Vermont Plays a Subtle Spotlight in Devil Wears Prada 2
The film world is always chasing the next big spectacle, but sometimes the most interesting moments arrive from the quiet edges of a blockbuster. In Devil Wears Prada 2, the Green Mountain State doesn’t steal the show with a grand set piece. Instead, it offers a grounded, intriguing thread: a character—played by Lucy Liu—owns a house in Vermont, and a scene unfolds there and along the interstate. It’s not spelled out which town or highway, which turns Vermont into a kind of narrative blank slate, a canvas that invites viewers to project possibilities rather than pin a precise location to the plot.
Personally, I think this choice matters more than it appears on the surface. Vermont, in this context, functions as a tasteful cultural signal rather than a flashy backdrop. It signals a certain mood—quiet affluence, a hint of retreat from the urban grind, a place where high-stakes power dynamics soften into domestic space. What makes this particularly fascinating is how a real-world locale with iconic associations (leafy byways, maple-syrup charm, the seasonal chorus of fall) is repurposed to heighten character texture without leaning on obvious geography. In my opinion, the filmmakers are leveraging Vermont’s brand as a kind of emotional shorthand: a luxe escape that still feels human-scale.

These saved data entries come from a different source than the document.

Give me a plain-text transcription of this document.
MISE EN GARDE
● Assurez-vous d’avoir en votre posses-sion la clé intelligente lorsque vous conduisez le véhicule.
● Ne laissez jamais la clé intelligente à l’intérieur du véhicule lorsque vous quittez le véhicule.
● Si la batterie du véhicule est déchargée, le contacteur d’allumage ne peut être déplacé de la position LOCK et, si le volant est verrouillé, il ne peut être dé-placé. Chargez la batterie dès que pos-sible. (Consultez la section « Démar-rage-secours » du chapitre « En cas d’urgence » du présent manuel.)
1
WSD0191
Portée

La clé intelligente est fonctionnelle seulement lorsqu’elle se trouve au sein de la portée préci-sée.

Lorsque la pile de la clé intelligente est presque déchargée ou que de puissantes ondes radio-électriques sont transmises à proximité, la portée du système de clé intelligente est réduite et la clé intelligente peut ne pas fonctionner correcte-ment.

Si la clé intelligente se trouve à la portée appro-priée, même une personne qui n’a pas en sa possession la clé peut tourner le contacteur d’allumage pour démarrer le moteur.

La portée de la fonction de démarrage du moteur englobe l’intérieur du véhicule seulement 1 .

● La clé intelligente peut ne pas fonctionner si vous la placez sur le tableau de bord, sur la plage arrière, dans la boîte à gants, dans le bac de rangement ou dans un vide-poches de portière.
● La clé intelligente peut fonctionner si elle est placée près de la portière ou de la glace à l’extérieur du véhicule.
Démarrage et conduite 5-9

A detail that I find especially interesting is the deliberate ambiguity about the exact location. By not anchoring the scene to a specific town or highway, the film preserves a universal quality. It makes the Vermont setting feel accessible to audiences who aren’t attached to a single locale, while also nodding to the state’s real-world tourism and film-friendly environments. From my perspective, this isn’t about tourism prime time; it’s about using a real place to unlock a certain resonance—the sense that power can intrude into everyday life in a house that could be anywhere, and nowhere, all at once. What this raises is a deeper question: how much of a setting should be mapped to a narrative, and how much should remain an atmospheric space that invites speculation?

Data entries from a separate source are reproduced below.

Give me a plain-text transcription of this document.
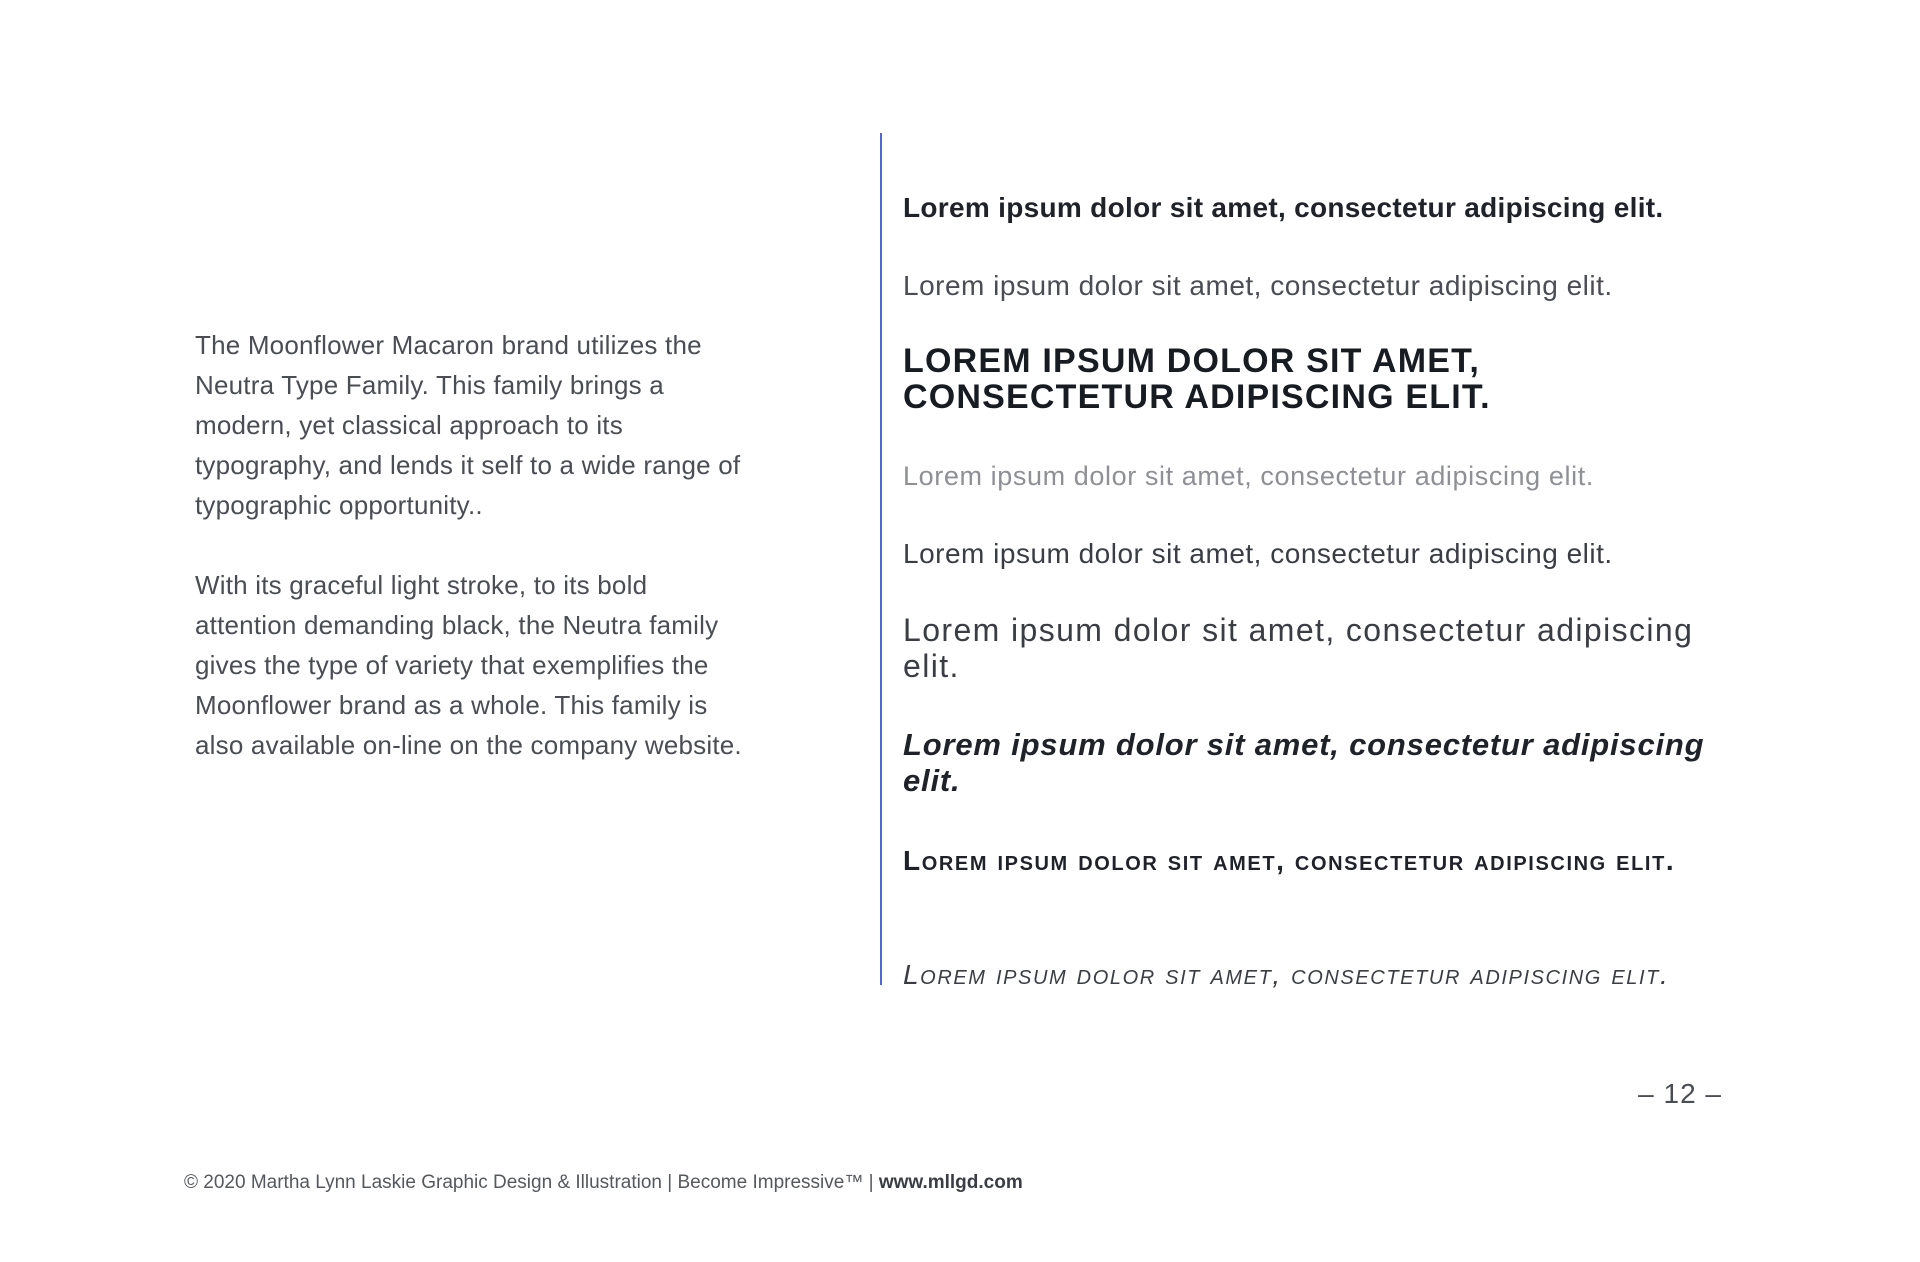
The Moonflower Macaron brand utilizes the Neutra Type Family. This family brings a modern, yet classical approach to its typography, and lends it self to a wide range of typographic opportunity..

With its graceful light stroke, to its bold attention demanding black, the Neutra family gives the type of variety that exemplifies the Moonflower brand as a whole. This family is also available on-line on the company website.

Lorem ipsum dolor sit amet, consectetur adipiscing elit.

Lorem ipsum dolor sit amet, consectetur adipiscing elit.

LOREM IPSUM DOLOR SIT AMET, CONSECTETUR ADIPISCING ELIT.

Lorem ipsum dolor sit amet, consectetur adipiscing elit.

Lorem ipsum dolor sit amet, consectetur adipiscing elit.

Lorem ipsum dolor sit amet, consectetur adipiscing elit.

Lorem ipsum dolor sit amet, consectetur adipiscing elit.

Lorem ipsum dolor sit amet, consectetur adipiscing elit.

Lorem ipsum dolor sit amet, consectetur adipiscing elit.

– 12 –
© 2020 Martha Lynn Laskie Graphic Design & Illustration | Become Impressive™ | www.mllgd.com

The choice of a Vermont house as a key prop also reflects broader trends in contemporary cinema: the movement toward intimate, character-driven staging of power. Instead of lavish palaces or metropolitan ghettos of glass and chrome, we get a residence that feels plausible to a well-heeled audience. It’s a democratization of luxury in service of drama. What many people don’t realize is that such spaces do more than decorate a scene; they shape rhythm, tension, and the micro-drama between characters who share or contest a domestic sphere. If you take a step back and think about it, the interlaced shots of the road outside the house become a metaphor for the pressures pressing in from all directions—public life, private ambition, and the precarious balance of control. This is not just a cinematic choice; it’s a commentary on how our environments carry the force of narrative intent.
From a cultural angle, Vermont’s cameo hints at a broader appetite for recognizable but non-dominant geography in prestige storytelling. Audiences crave authenticity that doesn’t overwhelm them with locale signage. The Vermont scene suggests that a place can be real and resonant without dictating plot specifics. A detail that I find especially interesting is how these frames invite regional imagination: viewers from Vermont might see familiar textures, while outsiders fill in the gaps with their own associations about the state. What this implies is a kind of cinematic inclusivity—an invitation to imagine a story anchored, but not nailed down, by place. A larger takeaway is that productions are increasingly comfortable with latitude in setting, using it to maintain narrative flexibility while preserving visual appeal.
In practical terms, the Vermont insertion serves the story’s tempo. The calm of a house, the hum of interstate traffic, the suddenness of a reveal—these elements punctuate dialogue, give characters room to breathe, and then snap back into conflict as the plot demands. This aligns with a trend toward balancing spectacle with psychology: where the scenery is quiet, the human stakes must roar. Personally, I think that’s a smarter way to craft a blockbuster sequel—let the setting do subtle storytelling while your characters do the heavy lifting of evolution and argument. What this really suggests is that location work can be less about where you are and more about what the place makes you feel—curious, unsettled, perked up for the next twist.
In summary, Vermont’s cameo in Devil Wears Prada 2 isn’t a grand cameo; it’s a thoughtful, mood-forward choice. It signals a shift in how location can function in modern blockbuster storytelling: not as a billboard, but as a psychological instrument. If we’re looking for a throughline, it’s this: the most durable drama often lives in the spaces between a scene’s scenery and its people, and Vermont’s quiet presence reminds us of that power.
Takeaway: settings don’t just color a story; they convert it. Vermont’s understated role in the sequel is a reminder that place can be a character in its own right—shaping perception, amplifying tension, and inviting viewers to fill in gaps with their own sense of place.